My objective is to replace the response variable with one or a combination of the explanatory variables.
My approach:
- Perform contingency analyses of each of the explanatory variables with the response.
- From the contingency analysis, select the explanatory variable with the highest R-square (U). Because the number of levels are different, I don’t think Likelihood Ratio or Pearson chi-square values would be helpful in the model selection.
- From the Measures of Association table, use Lambda and Uncertainty values. Choose the explanatory variable with the highest values.
Below is a summary describing the variables and results of contingency analysis.

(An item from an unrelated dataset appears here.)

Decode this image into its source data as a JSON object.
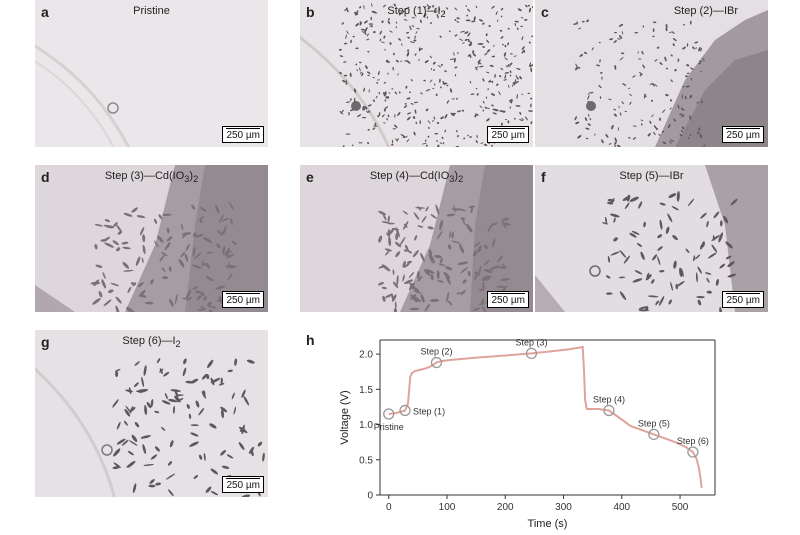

Variable # | # levels | Rsq(U) | LR-chi sq | Pearson chi sq | Lambda Asym (C|R, R|C) | Lambda Sym. | Uncertainty coef (C|R, R|C) | Uncertainty coef (Sym) |
A | 4 | .08 | 248 | 268 | .08, .13 | .1 | .08, .08 | .08 |
B | 3 | .02 | 76 | 75 | .06, .02 | .04 | .02, .03 | .03 |
C | 10 | .04 | 136 | 153 | .05, .04 | .045 | .04, .03 | .034 |
D | 10 | .31 | 961 | 1207 | .33, .13 | .22 | .3, .2 | .245 |
E | 18 | .34 | 1056 | 1498 | .34, .1 | .21 | .34, .19 | .24 |
F | 40 | .345 | 1084 | 1590 | .34, .05 | .17 | .35, .15 | .21 |
G | 6 | .32 | 1000 | 1286 | .35, .28 | .31 | .32, .26 | .29 |
The response variable has 6 levels.
Levels in variables, D, E, F, G are ordered by ascending intensity. It is assumed the low and high boundaries are similar.
Questions:
- Is the approach as outlined valid?
- Can I combine one of the variables from D,E,F,G ( I am inclined to select G) with one or more from A,B,C to get a better model (i.e., better replacement for the response)? If so, how might one do this and what metrics might be used to select the best model?